Überhaupt Borussia – sind drei Foulelfmeter gegen die eigene Mannschaft in einem einzigen Pflichtspiel nicht Vereinsrekord? Ich mußte ja leider das Pokalspiel gegen Cottbus im Videotext verfolgen, weil ich wie gesagt in Graz war, doch nach dem 2:0 bin ich erst mal hinter meinen Hotelfernseher gekrochen und habe nachgeguckt, ob da nicht ein kleiner Ösi sitzt, Knoten ins Kabel macht und sich auf meine Kosten amüsiert. Foulelfmeter – 1:0, Foulelfmeter – 2:0, Foulelfmeter – 3:0, ich war schon drauf und dran, mich so richtig aufzuregen, weil ich dachte, der Schiri gibt den Steinborn. Dann sah ich die Zusammenfassung und mußte konstatieren, daß die Mannschaft tatsächlich so unbedarft ist. Nicht, daß ich das Spiel weiter bewerten will, das geht aufgrund der Kurzzusammenfassung nicht.

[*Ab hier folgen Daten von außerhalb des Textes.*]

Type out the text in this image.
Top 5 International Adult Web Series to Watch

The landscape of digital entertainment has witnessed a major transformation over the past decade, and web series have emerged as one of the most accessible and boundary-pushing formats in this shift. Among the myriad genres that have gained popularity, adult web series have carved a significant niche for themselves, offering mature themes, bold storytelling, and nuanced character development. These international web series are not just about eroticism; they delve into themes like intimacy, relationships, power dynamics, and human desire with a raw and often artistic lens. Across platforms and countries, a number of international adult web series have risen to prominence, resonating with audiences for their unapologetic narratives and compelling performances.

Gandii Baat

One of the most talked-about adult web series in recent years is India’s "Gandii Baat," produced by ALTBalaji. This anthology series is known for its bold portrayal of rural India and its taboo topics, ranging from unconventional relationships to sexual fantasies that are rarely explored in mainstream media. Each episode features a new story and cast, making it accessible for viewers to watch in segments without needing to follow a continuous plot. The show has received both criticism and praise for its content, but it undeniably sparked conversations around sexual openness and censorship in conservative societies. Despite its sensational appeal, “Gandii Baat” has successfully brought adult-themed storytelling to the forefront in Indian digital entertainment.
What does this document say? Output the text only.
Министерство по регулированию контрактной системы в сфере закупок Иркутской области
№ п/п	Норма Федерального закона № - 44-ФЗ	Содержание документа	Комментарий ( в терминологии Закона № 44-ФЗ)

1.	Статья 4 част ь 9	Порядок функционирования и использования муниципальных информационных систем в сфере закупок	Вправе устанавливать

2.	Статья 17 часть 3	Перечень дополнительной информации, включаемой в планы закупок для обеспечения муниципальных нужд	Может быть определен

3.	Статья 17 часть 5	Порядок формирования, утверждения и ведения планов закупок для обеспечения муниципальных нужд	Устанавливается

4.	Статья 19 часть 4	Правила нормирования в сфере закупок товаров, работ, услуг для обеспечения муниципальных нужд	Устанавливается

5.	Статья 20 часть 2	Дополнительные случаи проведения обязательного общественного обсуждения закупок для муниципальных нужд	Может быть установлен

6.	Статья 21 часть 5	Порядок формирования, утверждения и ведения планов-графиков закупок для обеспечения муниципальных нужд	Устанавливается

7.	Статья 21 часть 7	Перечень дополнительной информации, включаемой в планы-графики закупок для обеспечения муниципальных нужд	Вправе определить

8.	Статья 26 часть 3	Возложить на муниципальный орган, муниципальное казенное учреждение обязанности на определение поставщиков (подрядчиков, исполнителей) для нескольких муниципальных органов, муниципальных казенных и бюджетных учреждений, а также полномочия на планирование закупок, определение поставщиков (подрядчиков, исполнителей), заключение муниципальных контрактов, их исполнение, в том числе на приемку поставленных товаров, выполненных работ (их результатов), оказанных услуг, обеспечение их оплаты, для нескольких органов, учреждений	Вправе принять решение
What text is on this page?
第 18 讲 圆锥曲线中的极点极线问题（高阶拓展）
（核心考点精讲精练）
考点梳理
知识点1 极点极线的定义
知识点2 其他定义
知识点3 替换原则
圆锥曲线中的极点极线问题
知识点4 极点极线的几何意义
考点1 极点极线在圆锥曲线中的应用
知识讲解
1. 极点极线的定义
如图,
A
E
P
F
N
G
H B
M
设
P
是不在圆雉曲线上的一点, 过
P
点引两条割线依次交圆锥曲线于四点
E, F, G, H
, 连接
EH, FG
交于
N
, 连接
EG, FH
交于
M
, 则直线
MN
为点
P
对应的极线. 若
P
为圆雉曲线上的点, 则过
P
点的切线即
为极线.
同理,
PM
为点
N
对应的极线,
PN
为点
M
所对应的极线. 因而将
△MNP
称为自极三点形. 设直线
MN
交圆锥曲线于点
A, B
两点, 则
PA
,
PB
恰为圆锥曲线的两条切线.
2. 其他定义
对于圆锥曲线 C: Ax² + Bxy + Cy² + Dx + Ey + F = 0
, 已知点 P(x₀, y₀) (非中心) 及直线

Wenn Du aber gerade in Hannover zwei Elfer bekommen hast und dann so agierst, mußt Du einen an der Waffel haben. Das Schlimmste war freilich hinterher der Trainer, als er mal wieder sagte, nun könne man sich auf die Bundesliga konzentrieren. Ja hallo, wohnt da jemand hinter dem Schnurrbart? Sind die Herren plötzlich überfordert, weil sie pro Jahr statt 34 Pflichtspielen ein oder zwei mehr haben? Was sollen dann international aktive Mannschaften sagen, die locker auf fünfzig, sechzig Partien kommen?
Ich höre an dieser Stelle besser auf; wie Du merkst, bin ich tatsächlich latent aggressiv. Ich brauche jetzt drei Punkte gegen Köln, dann bin ich wenigstens kurzzeitig sediert. Und wenn ich dann nicht krank werde, könnte ich nächste Woche eventuell gute Laune haben. Das kannst Du gerne als Drohung auffassen…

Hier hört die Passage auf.